What Actually Counts as a Red Flag
| Issue | Severity |
| Fabricated degree or certification that doesn't exist | Severe — typically results in offer rescission |
| A listed employer that doesn't exist, or forged payslips/offer letters | Severe — typically results in offer rescission |
| Inflated job title (e.g., "Associate" reported as "Manager") | Moderate — depends on company; often flagged for explanation, sometimes disqualifying |
| Stretched employment dates by a few months to cover a gap | Moderate-to-severe — even small date manipulation reads as integrity risk to employers |
| Undisclosed criminal record (especially if relevant to the role) | Severe, especially for finance/regulated-sector roles |
| Genuine unexplained employment gap, disclosed honestly | Not a red flag — routine follow-up question, not disqualifying |
Never Do This
Don't stretch your last employer's end date or fabricate a "freelance" role to hide a gap on your resume. BGV cross-checks dates against UAN/EPFO records and direct employer confirmation — even a 2–3 month discrepancy reads as a deliberate lie, not a rounding error, and is far more damaging than an honestly disclosed gap.

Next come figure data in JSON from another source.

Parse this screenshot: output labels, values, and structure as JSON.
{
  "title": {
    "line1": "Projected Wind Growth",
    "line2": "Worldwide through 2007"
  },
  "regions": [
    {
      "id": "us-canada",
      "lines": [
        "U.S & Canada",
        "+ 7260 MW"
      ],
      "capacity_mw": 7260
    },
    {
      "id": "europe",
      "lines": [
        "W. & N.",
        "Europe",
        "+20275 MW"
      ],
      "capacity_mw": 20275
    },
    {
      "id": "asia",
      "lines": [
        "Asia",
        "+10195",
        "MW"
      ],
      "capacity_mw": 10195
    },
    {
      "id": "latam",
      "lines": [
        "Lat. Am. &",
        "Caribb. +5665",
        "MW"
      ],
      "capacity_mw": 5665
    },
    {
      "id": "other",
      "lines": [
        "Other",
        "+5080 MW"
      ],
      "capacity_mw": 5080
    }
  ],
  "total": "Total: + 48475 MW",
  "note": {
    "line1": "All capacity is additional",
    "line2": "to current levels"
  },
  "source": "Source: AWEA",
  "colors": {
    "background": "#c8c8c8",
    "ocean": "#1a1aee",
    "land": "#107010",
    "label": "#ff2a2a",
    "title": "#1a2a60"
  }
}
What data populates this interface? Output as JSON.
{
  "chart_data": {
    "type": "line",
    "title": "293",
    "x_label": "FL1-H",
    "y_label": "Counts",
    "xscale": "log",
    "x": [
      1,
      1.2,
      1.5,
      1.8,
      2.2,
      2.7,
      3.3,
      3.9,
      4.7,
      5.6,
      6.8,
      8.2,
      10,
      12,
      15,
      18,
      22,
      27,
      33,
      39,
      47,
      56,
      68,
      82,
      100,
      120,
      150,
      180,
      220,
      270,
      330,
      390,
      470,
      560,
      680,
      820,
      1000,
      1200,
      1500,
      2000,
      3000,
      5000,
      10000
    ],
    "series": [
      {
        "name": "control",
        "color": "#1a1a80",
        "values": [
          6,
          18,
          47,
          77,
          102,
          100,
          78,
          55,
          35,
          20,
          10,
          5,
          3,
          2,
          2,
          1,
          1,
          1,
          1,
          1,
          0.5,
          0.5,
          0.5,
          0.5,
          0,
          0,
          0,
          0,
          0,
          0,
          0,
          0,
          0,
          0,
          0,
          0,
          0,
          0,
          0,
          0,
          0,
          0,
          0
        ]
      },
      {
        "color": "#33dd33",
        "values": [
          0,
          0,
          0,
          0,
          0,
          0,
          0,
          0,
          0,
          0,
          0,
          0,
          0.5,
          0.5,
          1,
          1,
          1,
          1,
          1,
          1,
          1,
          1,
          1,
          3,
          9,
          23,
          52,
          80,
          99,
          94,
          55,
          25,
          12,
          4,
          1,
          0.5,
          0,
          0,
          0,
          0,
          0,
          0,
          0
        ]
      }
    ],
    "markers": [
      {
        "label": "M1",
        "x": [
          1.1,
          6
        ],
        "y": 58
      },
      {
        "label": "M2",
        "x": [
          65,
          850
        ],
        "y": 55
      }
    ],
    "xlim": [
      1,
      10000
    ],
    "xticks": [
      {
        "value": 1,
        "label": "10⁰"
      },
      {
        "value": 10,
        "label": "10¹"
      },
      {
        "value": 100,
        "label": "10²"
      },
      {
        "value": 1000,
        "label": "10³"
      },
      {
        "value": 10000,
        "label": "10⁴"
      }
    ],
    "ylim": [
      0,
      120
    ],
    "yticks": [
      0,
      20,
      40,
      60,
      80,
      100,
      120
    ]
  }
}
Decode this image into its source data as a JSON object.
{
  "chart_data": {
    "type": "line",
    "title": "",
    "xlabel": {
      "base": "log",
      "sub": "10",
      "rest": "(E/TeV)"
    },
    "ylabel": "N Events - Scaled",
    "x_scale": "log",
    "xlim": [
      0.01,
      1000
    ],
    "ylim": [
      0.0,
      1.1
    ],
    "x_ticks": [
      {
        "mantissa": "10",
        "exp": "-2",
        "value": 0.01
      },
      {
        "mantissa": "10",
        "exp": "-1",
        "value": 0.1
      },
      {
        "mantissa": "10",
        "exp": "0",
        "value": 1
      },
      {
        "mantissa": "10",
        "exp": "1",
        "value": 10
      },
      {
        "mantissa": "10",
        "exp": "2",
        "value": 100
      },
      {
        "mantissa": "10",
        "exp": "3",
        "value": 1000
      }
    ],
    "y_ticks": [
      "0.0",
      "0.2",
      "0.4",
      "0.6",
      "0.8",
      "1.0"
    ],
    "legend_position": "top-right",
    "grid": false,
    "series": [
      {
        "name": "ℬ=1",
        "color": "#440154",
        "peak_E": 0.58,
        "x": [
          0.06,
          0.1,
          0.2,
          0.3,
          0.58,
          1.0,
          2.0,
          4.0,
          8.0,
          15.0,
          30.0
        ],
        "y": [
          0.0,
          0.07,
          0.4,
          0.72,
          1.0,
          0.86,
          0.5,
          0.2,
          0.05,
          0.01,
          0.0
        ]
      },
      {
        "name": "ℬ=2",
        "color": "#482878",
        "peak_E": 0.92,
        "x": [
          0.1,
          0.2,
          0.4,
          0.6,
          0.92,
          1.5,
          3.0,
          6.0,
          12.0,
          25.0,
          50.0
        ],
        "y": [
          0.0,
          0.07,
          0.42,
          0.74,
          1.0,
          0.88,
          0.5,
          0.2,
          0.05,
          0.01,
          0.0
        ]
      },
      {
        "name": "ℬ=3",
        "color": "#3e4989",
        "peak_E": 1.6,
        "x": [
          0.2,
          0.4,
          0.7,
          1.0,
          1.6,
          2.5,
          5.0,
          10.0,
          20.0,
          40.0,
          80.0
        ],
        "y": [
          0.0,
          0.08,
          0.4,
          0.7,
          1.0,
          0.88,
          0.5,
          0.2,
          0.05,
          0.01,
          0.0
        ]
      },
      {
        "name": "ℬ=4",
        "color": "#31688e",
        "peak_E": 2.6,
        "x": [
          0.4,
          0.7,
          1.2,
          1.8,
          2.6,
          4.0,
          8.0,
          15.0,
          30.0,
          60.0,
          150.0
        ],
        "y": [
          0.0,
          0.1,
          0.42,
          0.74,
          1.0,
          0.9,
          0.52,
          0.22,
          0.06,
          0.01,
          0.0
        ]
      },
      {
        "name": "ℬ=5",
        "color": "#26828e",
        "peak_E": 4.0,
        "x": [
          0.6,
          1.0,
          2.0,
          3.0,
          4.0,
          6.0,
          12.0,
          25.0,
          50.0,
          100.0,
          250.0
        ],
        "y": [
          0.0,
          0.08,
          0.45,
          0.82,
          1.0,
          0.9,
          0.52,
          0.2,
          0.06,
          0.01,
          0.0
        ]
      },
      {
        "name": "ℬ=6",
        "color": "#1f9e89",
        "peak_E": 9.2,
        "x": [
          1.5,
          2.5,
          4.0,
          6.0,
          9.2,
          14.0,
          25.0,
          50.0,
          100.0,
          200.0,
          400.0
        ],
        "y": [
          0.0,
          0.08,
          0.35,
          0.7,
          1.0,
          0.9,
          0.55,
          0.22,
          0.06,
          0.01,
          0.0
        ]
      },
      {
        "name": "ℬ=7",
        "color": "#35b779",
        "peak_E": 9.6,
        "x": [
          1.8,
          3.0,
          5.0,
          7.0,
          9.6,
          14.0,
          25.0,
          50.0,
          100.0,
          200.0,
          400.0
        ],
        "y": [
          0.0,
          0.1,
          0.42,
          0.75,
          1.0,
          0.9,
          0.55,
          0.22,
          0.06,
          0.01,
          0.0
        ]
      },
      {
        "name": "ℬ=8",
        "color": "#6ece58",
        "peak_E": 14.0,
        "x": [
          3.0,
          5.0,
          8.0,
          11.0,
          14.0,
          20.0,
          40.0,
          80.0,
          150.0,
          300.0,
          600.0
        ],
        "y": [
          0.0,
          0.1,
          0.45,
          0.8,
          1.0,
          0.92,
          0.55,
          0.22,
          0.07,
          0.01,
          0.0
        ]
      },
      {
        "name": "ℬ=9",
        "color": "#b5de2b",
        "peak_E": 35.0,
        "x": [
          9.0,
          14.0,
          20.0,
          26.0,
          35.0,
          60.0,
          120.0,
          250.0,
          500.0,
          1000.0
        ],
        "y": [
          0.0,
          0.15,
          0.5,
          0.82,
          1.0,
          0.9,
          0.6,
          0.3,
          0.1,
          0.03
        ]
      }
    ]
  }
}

How to Make Your Own BGV Smooth
- Keep your resume dates exactly accurate — to the month, not "approximately"
- Update your UAN/EPFO employment history if you notice discrepancies from a previous employer's HR error — this is common and fixable before it becomes a flag
- Get your relieving and experience letters from every past employer before you need them — chasing these down after BGV starts costs you time
- If you had an unceremonious exit (e.g., a layoff or conflict), be straightforward with HR/BGV about the circumstances rather than letting them discover a "not eligible for rehire" flag without context
- Don't panic about a moderate delay — slow employer response (common with smaller companies or those that have shut down) is the most frequent cause of BGV taking longer, not a flag against you specifically
What Happens If BGV "Fails"
Outcomes vary by company and severity. Minor inconsistencies usually trigger a clarifying call from HR before any decision is made — this is routine, not a rejection signal. Serious discrepancies (fabricated credentials, non-existent employers) typically lead to offer rescission if caught pre-joining, or termination if discovered after joining. Most BGV vendors give candidates a chance to explain discrepancies before escalating — respond promptly and honestly if contacted.